Bob’s Big Boy, now California Pita, held its grand opening in 2007 and received an award from then-Mayor Antonio Villaraigosa. Manager Manuel Alvear, 38, has worked here for six years. He wants parking to be cheaper and the city to open restrooms for people living on the streets, who often sleep on benches.
The city’s approach to vacant land is reuse. The children’s museum is now a temporary shelter for the homeless. CVS is now a storage facility. The Hallmark store houses the city’s Civil Rights, Human Rights and Equity Department.
Other city departments, such as the Postal Service, Moving Services and the City Employees Welfare Association, use former storefronts to offer a glimpse of what the future holds.
“We are evaluating whether it is financially possible to convert some of the other space into hotel space for city employees,” said Yolanda Chavez, assistant city administrator.
Hotel accommodations could better adapt to “the new world in which we work” if employees had a common work space rather than dedicated desks, she said.
The city plans to issue a work-from-home policy soon. Once departments have adjusted their schedules, Chavez said her team will reallocate office space within the mall.
The city is aiming to revitalize the Los Angeles Mall.
Some city employees work in rented buildings throughout downtown.
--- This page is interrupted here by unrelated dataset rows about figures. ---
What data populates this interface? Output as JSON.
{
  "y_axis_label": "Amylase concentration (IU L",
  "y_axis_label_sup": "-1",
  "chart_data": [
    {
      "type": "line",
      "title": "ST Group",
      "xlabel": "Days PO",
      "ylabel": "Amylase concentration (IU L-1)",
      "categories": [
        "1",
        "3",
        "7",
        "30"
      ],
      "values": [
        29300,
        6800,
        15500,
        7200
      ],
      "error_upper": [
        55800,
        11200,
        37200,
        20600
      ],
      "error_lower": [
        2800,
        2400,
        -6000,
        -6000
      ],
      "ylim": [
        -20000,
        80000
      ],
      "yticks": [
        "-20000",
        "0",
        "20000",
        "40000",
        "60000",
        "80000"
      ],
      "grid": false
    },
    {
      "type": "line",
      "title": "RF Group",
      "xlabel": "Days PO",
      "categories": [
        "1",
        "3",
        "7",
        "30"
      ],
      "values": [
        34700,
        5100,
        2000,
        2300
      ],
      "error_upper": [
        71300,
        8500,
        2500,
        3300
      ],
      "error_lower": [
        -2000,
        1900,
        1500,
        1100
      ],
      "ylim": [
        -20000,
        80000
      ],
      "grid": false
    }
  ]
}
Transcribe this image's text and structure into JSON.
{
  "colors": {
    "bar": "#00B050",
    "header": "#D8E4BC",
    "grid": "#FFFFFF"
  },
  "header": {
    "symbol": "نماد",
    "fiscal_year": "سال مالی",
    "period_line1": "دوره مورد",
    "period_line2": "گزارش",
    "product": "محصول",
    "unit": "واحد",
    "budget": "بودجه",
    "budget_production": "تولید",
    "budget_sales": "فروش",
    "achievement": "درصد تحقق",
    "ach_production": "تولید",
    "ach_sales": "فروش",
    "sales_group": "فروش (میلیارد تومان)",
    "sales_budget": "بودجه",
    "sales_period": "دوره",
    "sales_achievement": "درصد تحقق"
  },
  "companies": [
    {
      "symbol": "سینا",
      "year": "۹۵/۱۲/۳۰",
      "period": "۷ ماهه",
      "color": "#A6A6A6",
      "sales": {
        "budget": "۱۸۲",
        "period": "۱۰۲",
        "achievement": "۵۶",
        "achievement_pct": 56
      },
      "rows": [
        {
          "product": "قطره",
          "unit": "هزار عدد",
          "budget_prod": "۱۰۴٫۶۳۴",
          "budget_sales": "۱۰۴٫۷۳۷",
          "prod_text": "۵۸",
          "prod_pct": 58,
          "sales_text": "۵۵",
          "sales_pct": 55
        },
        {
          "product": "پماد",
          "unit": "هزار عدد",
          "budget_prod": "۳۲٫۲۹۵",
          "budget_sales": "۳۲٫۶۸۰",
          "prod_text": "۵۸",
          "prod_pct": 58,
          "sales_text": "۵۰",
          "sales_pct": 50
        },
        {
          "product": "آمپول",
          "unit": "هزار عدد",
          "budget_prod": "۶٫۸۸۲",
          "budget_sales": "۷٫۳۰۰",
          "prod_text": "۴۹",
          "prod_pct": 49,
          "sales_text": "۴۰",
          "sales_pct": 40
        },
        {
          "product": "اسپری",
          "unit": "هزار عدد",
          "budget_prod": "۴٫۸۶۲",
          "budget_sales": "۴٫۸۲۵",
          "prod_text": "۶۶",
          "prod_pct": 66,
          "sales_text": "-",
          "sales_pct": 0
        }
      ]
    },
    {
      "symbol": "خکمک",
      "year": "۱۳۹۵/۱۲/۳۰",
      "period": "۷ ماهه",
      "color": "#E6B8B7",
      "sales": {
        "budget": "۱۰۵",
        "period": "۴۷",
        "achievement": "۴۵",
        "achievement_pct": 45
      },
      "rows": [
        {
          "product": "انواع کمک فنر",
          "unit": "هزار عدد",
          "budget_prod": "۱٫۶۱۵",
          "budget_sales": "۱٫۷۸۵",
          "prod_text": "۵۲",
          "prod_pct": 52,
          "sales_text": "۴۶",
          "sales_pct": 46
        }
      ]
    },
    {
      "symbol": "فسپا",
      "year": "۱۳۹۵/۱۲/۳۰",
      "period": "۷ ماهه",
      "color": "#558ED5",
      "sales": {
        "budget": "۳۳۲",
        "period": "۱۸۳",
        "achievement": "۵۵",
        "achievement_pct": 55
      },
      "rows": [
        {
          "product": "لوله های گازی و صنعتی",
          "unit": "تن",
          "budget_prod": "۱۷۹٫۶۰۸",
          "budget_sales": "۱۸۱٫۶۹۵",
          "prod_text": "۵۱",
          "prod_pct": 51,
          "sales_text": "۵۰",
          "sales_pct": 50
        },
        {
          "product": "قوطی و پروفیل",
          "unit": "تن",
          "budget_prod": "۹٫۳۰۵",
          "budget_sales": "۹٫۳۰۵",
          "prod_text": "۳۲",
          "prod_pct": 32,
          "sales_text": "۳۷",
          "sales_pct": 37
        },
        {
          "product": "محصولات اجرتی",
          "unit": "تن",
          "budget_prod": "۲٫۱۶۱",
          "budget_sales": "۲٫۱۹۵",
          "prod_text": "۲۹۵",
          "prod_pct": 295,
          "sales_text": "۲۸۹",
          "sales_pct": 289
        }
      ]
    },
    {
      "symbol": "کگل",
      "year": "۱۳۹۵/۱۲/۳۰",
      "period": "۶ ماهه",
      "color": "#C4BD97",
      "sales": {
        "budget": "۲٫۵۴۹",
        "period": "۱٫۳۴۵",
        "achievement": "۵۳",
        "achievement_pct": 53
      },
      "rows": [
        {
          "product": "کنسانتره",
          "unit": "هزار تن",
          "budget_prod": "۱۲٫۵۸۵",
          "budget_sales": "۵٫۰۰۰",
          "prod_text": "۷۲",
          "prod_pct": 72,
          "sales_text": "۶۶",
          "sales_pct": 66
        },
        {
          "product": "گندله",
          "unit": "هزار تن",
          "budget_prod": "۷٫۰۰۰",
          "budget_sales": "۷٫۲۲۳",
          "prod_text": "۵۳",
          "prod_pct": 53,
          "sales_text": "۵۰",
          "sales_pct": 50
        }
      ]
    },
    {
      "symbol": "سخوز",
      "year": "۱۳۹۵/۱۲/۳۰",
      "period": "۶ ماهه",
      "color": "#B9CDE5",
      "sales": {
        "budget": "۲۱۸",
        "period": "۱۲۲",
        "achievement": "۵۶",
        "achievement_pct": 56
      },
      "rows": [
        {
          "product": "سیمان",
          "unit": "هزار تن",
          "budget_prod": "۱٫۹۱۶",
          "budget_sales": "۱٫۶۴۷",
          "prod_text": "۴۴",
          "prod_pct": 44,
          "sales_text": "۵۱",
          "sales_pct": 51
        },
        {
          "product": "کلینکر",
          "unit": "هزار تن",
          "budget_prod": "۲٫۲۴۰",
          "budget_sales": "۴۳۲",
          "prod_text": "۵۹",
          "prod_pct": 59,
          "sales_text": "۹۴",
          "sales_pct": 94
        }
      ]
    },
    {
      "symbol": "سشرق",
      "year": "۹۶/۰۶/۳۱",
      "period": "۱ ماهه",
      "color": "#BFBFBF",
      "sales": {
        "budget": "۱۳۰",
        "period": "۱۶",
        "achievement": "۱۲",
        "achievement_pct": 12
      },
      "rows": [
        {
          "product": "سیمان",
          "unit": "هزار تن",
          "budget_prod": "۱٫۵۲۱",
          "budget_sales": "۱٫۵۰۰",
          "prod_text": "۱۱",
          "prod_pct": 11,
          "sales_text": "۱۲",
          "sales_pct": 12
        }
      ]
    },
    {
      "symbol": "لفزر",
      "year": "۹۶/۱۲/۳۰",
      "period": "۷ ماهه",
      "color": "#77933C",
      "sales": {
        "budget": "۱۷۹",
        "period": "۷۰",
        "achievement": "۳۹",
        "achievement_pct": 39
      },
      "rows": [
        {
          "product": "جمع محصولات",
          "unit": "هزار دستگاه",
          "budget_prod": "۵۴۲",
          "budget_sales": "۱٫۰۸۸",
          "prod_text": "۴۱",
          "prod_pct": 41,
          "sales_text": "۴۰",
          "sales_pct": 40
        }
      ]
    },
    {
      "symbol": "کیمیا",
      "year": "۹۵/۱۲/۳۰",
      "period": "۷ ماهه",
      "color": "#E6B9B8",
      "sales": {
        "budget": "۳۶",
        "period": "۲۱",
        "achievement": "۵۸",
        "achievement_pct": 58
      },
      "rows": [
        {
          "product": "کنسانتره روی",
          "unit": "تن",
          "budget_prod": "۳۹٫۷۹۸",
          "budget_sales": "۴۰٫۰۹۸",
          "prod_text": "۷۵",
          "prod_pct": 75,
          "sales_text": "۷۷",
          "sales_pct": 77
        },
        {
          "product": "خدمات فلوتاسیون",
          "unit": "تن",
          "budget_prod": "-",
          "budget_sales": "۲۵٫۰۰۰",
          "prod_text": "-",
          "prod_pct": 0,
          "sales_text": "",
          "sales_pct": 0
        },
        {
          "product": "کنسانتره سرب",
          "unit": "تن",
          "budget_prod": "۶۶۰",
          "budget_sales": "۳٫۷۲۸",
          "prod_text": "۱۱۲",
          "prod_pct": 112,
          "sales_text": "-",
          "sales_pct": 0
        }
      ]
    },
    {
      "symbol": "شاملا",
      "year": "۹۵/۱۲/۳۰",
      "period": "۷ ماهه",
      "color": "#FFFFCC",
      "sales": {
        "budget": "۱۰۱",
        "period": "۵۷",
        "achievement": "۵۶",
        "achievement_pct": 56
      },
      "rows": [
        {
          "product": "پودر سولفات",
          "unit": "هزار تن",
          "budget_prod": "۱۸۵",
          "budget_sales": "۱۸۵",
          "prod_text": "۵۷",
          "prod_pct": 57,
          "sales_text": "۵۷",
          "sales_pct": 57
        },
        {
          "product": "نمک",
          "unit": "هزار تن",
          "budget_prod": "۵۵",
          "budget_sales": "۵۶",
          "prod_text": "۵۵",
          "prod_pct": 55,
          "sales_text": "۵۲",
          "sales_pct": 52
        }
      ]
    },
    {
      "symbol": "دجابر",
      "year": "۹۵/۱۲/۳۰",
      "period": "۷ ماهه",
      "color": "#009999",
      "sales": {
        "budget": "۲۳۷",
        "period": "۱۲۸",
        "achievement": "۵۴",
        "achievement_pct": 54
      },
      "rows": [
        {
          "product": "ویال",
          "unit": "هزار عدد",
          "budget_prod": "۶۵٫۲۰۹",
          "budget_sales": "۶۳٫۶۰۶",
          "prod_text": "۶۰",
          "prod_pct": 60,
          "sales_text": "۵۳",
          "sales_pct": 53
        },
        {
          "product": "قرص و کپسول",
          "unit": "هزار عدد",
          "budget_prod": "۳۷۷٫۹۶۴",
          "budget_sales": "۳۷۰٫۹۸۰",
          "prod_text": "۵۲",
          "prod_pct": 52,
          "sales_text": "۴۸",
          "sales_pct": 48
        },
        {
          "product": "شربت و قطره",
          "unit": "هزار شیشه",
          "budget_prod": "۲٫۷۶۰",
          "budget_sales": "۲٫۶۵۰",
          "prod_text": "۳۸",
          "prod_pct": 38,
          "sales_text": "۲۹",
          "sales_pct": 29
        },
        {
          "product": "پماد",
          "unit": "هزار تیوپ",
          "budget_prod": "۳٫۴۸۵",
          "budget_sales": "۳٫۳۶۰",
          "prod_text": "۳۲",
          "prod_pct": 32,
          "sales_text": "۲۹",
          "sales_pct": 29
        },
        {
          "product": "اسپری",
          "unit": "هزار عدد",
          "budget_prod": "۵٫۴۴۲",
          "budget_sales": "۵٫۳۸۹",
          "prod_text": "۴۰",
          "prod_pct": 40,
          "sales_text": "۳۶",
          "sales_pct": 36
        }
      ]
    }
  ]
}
Malls offer an opportunity to reduce that expense.
“We’re trying to maximize the use of urban space so that we don’t have to pay private rent,” Chavez said.
The city is asking even bigger questions about its civic center as it restructures its workforce. Given Los Angeles’ housing crisis, the first impulse may be to build more housing, followed by commercial and retail development, but there are other factors to consider, Miller said.
Businesses like Sears Shoe Repair could gain more customers if city workers returned to the Civic Center. But the Civic Center is more than just a commercial destination. It is an expression of how civic leaders and citizens construct a city’s identity.
Miller said establishing that identity today is a “balancing act.”
“We need to look at what makes for effective city government in terms of access to public services, interaction of city staff, and building cross-sectoral relationships and knowledge,” she said. “Once you’ve identified that, you have to ask yourself: How will your space work with that?”
Meanwhile, Sears has dismissed the idea of retirement and continues to work every day at the store his father opened on Flower Street in the financial district in 1973. Business is good there, he said.
Whatever the city’s plans are, he wants to keep his store within the Civic Center and move to street level where more customers can find him once he “starts to put on his shoes again.” There is.